With less than four months until national elections and Labor badly lagging the conservative opposition in opinion polls, Ms Gillard said the budget was a responsible one that she hoped the electorate would embrace.
"Voters will make their decision on September 14. This budget is right for the nation," said the prime minister who later wept in parliament as she introduced a levy to pay for disability reforms.
The budget revealed an A$18 billion (S$22.3 billion) deficit for 2013/14 with Labor launching a A$43 billion savings drive over five years to help fund initiatives in education, disability and infrastructure.
Australian media generally welcomed the budget with the Sydney Morning Herald saying: "Treasurer has resisted the temptation to buy votes."

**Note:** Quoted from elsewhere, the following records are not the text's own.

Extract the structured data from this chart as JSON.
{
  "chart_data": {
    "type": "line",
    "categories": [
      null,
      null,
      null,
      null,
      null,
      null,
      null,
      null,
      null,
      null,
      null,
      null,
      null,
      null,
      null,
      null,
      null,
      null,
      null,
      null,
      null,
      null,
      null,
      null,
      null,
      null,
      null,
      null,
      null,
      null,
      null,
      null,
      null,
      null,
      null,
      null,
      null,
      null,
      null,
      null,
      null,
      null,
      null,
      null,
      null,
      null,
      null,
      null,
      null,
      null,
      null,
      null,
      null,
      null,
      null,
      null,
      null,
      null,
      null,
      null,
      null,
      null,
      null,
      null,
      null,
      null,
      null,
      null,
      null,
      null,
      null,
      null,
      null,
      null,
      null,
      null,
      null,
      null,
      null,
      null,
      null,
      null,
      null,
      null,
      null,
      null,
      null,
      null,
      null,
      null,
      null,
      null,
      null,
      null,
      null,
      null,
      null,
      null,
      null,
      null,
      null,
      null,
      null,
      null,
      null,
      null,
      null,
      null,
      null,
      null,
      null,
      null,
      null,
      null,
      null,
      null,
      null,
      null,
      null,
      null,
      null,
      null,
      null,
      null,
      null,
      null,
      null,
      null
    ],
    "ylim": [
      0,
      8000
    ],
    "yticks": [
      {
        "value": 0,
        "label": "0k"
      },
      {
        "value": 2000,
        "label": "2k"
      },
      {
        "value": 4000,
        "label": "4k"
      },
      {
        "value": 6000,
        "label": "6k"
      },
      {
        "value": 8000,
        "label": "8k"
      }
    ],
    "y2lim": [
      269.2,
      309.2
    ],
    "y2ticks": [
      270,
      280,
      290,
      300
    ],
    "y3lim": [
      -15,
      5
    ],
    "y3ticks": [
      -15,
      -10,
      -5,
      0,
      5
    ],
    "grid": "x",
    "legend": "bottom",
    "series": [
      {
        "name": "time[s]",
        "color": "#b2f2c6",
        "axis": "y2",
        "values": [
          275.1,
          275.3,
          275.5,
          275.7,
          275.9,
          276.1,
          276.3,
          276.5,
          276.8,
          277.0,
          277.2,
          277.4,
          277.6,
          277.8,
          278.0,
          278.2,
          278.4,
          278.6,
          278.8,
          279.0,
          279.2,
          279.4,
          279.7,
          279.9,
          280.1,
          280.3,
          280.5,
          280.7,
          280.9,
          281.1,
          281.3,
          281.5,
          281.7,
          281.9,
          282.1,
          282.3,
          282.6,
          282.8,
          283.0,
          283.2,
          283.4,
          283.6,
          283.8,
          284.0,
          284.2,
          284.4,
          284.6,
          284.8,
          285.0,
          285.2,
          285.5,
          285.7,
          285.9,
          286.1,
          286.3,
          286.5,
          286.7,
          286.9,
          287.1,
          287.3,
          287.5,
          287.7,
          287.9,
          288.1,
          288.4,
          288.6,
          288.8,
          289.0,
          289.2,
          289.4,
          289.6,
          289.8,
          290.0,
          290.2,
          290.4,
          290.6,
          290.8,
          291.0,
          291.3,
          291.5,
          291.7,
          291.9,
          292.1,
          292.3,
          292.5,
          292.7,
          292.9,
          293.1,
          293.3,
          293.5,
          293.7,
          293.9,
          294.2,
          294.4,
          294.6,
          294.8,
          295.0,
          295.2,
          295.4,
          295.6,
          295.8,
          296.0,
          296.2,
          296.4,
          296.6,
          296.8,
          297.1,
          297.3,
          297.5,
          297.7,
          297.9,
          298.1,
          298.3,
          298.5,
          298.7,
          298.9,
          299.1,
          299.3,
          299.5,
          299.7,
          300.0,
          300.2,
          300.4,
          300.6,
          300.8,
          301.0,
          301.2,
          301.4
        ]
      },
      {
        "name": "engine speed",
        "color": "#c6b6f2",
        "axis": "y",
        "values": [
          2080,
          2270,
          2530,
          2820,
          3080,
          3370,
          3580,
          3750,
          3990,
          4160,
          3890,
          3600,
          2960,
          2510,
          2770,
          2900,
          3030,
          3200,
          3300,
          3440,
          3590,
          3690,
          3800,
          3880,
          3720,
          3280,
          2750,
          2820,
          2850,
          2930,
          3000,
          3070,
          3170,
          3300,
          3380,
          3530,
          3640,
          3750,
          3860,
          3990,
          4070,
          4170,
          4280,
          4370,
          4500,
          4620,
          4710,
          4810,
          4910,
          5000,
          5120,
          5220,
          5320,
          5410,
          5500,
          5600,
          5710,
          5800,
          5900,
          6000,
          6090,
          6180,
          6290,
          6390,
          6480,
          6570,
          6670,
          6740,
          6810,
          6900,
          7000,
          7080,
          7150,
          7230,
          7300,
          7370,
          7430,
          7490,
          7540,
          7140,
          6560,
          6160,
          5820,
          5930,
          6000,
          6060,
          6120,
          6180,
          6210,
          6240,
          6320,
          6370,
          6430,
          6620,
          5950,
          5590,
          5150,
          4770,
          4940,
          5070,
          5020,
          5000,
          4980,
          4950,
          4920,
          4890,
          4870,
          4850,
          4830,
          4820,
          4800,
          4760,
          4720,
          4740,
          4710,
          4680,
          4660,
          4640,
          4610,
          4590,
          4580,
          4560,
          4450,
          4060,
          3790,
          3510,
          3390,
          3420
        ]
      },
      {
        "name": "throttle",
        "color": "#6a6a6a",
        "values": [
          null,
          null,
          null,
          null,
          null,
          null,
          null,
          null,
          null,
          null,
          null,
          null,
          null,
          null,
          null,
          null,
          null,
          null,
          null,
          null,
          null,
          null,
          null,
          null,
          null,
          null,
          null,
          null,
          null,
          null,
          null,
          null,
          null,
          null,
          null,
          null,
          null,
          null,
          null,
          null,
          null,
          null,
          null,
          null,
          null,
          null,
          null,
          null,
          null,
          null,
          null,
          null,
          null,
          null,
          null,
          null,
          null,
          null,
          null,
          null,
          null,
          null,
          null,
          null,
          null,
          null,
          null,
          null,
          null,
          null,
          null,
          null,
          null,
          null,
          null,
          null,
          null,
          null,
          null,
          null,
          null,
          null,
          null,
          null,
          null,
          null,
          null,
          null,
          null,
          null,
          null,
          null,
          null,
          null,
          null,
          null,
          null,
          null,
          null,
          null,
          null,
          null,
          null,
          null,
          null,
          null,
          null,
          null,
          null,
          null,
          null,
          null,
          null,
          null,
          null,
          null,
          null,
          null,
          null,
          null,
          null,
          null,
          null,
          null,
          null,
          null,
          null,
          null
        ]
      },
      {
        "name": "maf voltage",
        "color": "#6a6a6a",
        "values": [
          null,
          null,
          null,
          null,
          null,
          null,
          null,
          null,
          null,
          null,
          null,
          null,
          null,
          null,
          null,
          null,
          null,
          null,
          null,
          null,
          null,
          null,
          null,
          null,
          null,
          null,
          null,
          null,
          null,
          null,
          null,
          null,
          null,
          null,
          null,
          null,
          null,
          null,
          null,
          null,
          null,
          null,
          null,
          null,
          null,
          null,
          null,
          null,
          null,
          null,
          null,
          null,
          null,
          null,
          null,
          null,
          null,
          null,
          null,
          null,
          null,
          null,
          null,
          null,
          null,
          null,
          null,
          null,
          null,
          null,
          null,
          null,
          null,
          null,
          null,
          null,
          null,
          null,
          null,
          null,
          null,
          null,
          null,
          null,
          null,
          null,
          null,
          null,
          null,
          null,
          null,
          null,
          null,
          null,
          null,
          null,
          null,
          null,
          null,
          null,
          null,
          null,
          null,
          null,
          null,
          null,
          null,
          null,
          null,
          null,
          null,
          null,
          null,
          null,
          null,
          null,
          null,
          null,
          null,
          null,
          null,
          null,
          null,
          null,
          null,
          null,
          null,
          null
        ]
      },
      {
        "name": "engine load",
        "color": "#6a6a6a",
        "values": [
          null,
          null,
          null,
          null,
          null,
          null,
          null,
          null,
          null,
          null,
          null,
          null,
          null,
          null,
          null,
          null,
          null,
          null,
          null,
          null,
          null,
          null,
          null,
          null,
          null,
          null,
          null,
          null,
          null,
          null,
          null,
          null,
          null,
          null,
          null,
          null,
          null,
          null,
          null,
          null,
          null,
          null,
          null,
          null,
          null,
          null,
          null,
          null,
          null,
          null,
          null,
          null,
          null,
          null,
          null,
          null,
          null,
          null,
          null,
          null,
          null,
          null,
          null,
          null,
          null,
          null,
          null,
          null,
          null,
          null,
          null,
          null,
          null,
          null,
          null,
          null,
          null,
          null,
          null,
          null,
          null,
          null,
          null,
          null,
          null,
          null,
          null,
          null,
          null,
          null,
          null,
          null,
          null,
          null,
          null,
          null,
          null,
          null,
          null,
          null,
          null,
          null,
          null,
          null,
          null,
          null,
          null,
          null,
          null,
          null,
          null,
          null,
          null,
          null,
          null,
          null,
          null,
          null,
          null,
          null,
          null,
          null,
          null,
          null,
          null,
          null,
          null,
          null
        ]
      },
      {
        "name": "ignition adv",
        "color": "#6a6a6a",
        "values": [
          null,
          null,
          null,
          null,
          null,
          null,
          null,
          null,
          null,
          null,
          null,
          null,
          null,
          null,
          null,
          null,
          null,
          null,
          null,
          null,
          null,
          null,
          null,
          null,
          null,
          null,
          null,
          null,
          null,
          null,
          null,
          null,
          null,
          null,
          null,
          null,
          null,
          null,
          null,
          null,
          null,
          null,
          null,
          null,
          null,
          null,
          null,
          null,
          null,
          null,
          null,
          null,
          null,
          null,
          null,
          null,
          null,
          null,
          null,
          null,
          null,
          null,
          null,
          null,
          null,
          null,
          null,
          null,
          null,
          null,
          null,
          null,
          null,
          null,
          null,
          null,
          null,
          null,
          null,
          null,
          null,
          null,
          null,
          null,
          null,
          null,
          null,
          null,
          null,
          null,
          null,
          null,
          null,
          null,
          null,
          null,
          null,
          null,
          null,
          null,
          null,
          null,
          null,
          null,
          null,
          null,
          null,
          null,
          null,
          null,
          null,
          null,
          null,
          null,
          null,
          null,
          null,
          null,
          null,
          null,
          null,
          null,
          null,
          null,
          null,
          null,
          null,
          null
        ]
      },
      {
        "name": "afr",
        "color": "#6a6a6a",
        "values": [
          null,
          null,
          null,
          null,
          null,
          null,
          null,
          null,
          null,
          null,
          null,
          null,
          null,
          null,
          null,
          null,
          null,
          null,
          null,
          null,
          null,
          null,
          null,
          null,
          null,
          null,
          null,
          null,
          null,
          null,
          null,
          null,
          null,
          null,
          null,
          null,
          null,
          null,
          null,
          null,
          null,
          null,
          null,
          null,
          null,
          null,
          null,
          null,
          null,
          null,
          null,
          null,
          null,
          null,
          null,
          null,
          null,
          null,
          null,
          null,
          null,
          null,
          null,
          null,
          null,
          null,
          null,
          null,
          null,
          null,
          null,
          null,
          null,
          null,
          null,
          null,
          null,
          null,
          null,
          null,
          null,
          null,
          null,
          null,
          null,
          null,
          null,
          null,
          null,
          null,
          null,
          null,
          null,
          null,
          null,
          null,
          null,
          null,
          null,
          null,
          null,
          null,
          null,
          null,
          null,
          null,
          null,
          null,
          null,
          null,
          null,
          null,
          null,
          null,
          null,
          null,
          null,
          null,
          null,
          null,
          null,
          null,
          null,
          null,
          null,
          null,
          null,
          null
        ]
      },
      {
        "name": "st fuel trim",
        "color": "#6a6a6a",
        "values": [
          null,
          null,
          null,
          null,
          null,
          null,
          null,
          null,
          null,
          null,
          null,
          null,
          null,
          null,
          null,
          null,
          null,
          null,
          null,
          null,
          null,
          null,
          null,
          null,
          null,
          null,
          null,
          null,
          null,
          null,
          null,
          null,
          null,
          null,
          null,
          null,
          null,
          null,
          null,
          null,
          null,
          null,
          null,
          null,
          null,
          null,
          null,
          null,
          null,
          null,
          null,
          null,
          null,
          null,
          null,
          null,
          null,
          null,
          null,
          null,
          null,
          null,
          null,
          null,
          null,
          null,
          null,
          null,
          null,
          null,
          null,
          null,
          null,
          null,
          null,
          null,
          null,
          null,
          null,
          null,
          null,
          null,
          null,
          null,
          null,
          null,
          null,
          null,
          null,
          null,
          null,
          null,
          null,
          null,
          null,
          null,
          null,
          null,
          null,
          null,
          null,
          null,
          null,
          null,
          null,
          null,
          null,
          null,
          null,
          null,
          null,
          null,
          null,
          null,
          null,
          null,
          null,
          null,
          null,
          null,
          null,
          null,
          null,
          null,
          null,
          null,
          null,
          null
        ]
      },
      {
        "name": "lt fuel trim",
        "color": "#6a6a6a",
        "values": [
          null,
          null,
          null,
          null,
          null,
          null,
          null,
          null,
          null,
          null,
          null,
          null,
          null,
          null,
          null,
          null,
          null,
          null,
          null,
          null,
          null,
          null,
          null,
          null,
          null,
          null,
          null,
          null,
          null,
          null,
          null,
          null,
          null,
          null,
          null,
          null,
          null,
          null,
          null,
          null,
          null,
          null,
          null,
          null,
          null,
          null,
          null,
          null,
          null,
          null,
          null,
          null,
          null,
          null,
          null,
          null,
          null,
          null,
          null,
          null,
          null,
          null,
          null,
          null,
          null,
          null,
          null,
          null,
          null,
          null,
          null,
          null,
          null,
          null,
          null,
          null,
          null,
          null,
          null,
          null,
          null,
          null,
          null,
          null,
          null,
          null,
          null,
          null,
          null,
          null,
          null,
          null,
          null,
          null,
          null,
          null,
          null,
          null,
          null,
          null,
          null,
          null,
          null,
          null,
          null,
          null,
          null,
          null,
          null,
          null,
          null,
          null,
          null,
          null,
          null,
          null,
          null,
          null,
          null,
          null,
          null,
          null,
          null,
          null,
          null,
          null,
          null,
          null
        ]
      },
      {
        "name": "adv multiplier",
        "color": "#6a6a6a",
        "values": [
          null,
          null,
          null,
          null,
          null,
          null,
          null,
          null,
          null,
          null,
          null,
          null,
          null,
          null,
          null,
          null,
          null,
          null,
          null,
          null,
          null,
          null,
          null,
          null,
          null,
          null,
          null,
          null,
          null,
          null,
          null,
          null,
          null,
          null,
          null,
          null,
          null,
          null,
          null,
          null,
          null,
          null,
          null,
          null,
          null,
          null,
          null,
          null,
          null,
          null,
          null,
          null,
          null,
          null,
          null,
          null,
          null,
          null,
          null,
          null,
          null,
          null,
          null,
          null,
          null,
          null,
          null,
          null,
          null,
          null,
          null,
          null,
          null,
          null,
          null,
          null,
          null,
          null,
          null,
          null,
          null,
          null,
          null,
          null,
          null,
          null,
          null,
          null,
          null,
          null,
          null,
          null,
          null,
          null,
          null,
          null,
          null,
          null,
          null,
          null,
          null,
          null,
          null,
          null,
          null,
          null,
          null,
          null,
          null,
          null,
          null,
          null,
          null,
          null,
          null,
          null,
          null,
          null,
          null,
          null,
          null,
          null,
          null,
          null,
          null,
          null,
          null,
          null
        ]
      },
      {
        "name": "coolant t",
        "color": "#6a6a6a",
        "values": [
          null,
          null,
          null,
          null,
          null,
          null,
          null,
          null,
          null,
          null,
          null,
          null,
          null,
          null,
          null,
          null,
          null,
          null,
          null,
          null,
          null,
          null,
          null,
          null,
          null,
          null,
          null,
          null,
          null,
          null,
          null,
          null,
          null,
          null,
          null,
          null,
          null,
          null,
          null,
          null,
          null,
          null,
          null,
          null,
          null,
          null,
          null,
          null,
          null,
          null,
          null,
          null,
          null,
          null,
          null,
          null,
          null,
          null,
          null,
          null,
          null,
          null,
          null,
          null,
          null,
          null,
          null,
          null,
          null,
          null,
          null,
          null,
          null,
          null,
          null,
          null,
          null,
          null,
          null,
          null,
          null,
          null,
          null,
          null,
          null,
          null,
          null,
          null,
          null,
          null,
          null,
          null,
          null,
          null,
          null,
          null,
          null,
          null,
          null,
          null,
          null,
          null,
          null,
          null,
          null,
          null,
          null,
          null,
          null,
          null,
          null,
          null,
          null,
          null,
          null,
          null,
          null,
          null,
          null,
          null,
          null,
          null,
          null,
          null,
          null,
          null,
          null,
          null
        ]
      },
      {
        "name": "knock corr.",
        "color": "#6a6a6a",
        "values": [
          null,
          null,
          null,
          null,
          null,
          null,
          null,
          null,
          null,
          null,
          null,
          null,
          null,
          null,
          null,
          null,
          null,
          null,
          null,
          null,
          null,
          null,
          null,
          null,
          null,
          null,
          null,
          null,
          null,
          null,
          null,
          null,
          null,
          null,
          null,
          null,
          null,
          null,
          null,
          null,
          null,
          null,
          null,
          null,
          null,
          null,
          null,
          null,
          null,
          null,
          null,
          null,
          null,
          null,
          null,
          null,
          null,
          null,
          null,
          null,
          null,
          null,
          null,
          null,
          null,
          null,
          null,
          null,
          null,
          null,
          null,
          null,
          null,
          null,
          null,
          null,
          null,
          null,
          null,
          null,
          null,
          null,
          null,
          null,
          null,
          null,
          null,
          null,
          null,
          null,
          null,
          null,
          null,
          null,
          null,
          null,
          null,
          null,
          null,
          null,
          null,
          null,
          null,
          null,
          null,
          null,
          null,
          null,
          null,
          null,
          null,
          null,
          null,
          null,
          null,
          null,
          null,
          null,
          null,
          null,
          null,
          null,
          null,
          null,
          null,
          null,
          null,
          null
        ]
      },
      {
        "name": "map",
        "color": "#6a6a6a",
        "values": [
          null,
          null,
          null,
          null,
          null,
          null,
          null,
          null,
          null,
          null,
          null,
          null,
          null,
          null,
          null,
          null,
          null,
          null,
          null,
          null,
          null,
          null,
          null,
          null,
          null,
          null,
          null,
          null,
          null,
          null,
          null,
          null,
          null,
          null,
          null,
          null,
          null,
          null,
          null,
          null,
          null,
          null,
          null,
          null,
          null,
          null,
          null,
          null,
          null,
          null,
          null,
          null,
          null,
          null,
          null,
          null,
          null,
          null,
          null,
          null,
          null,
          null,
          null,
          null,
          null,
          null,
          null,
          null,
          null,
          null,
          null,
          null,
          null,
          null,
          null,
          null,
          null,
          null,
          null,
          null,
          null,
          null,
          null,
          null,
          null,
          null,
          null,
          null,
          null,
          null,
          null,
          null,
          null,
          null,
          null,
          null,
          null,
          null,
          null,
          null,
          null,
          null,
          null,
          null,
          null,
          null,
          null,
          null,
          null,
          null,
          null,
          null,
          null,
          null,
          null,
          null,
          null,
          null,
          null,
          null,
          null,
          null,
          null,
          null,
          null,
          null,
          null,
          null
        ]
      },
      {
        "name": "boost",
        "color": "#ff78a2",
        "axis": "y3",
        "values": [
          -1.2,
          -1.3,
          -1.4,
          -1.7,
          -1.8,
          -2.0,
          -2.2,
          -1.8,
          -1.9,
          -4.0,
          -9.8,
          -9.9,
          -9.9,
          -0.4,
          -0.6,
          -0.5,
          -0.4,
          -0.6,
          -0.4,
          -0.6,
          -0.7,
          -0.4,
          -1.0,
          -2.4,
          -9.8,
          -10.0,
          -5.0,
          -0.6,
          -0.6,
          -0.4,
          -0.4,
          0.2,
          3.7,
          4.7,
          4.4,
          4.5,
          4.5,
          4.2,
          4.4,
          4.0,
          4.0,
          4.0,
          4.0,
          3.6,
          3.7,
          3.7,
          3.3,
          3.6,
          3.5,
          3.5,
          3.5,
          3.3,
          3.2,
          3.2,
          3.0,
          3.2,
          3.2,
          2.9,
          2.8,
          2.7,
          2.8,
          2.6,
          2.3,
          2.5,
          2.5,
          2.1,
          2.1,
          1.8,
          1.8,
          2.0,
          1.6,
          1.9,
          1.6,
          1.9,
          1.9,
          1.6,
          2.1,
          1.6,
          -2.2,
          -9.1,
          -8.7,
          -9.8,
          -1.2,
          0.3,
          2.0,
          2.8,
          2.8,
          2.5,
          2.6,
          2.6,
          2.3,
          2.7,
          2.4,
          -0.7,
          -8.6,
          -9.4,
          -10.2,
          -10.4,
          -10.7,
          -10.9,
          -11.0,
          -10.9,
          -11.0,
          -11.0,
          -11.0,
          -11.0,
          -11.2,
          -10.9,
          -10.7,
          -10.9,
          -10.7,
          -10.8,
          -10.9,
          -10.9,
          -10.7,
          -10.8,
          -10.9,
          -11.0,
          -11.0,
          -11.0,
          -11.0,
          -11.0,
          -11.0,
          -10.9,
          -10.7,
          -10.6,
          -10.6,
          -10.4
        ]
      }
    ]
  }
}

"Wayne Swan has delivered a face-saving, legacy-building budget that makes hard decisions to fund Labor's visions and goes a long way towards improving government finances over the medium term," it said in an editorial.
But Mr Rupert Murdoch's The Australian bemoaned that "yet again, Wayne Swan is spending more than he receives".
It said Mr Swan had provided "a plausible sales pitch to voters" but added that "given Mr Swan's failure to meet his own forecasts in the past, his predictions in this year's figures deserve tough scrutiny and a degree of scepticism".
The major hit in revenues due to the high dollar and a fall in commodity prices saw the government slash growth forecasts for 2013/14 from 3.0 percent to 2.75 percent.
National Australia Bank chief economist Alan Oster said it was: "In short, a budget that is more in line with a 'soft economy' - even if the government doesn't describe it as such."